Letters from the World

ブッシュ続投とベルの春

2004/12/06 15:37

週刊BCN 2004年12月06日vol.1067掲載

 前回を凌ぐ厳しい選挙を勝ち抜いて、ブッシュ大統領の続投が決まった。筆者としては民主党のケリー候補に勝ってほしかったが、通信業界の雄、ベル会社にとって、続投は「ありがたい結果」となった。というのも、ベライゾン・コミュニケーションズ、SBCコミュニケーションズ、ベルサウスのベル3社は、今回もブッシュ候補を強力に支援したからだ。実際、1期目のブッシュ政権では、ベル各社が大幅な規制緩和を受け、「我が世の春」を満喫した。どうやら、この春はあと4年続きそうだ。

 振り返ればこの4年間、米国の通信業界には大きな変化が訪れた。1990年代、がんじがらめの規制で身動きの取れないベルをよそ目に、長距離電話会社や新興通信事業者は急成長を続けた。しかし、ブッシュ大統領の登場で、状況は逆転した。例えば、AT&T、スプリント、MCIの長距離大手3社は、最近の決算(第3四半期)で3700億円から1兆2000億円と言う、巨大なライトオフ(評価損)を計上した。これは長距離電話設備が不良採算化したからだ。この長距離(音声)市場の衰退は、ブッシュ時代の産物だ。携帯は全米同一料金が当たり前。それに加えて、長距離市場に参入したベル各社が、市内・市外をまとめる「北米掛け放題」を展開した。おかげで長距離サービスだけを買う客はいなくなり、AT&T衰退の原因となった。

 いま、米国は市内・市外という距離別サービス時代が終わり「携帯・固定網」という時代に踏み込もうとしている。もちろん固定網は、DSLやFTTHといったデジタル回線で、音声通話はその機能の1つに過ぎない。

 ブッシュ政権は、こうした改革を更に進めるだろう。
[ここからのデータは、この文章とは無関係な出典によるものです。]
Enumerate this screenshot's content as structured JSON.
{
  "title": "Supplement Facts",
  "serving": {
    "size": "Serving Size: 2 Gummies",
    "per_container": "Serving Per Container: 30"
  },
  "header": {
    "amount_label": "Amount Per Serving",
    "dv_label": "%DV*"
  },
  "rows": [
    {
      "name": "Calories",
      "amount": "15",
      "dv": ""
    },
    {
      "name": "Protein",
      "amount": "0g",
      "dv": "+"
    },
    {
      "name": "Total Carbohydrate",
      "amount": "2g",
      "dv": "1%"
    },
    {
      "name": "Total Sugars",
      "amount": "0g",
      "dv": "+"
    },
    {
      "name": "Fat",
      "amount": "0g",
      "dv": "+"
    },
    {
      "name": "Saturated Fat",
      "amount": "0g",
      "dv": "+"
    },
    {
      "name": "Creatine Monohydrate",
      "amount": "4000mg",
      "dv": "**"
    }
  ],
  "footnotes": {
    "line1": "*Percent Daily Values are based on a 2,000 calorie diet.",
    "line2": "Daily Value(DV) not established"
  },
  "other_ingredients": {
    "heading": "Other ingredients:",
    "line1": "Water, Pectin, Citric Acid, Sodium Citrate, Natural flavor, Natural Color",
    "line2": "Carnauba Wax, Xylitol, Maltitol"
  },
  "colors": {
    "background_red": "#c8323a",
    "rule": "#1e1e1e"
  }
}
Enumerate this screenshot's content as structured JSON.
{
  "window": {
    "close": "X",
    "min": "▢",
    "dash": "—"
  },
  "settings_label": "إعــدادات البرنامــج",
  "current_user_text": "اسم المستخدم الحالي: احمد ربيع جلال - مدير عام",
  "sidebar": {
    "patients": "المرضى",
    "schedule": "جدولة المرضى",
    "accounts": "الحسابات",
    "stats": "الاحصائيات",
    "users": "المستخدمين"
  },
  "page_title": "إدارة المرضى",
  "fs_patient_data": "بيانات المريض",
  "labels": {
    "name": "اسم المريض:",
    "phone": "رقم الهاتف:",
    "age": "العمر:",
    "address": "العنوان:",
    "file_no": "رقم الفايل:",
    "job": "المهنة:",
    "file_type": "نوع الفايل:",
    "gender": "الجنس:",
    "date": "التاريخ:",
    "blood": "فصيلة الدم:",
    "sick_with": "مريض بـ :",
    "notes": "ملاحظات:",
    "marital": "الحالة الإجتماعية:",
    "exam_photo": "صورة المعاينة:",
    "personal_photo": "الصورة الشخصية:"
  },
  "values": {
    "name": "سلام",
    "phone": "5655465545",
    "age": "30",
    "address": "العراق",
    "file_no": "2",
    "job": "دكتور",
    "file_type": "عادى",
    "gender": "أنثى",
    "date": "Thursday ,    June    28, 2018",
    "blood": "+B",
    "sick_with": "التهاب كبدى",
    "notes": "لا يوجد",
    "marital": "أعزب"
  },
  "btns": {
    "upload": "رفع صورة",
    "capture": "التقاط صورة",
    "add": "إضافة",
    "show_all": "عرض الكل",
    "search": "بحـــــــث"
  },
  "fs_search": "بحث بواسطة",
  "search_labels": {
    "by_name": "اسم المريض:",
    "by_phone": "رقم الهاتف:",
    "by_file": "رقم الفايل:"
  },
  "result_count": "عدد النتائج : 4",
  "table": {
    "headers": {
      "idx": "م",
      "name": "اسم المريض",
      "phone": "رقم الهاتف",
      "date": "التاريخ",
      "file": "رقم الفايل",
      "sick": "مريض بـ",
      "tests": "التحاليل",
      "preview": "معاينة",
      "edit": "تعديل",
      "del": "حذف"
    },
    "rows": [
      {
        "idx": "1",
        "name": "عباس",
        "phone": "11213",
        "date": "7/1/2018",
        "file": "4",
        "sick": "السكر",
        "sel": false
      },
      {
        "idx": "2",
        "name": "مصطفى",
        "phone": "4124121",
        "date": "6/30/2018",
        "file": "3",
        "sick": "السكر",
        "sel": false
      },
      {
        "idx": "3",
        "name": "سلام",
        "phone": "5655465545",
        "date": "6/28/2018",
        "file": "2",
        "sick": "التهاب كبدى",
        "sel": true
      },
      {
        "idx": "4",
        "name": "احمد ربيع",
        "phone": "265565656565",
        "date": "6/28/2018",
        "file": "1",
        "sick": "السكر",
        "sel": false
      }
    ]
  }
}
では、その行く手にはなにが待っているのか。それはたぶん、放送と通信の垣根を取り除いて「より広い競争市場」を創造することだろう。第2期ブッシュ政権がどこまでこの目標に近づけるかはわからないが、日本の行政当局やNTTなどの大手通信事業者は、米国の動きを追いかけることに奔走することになるだろう。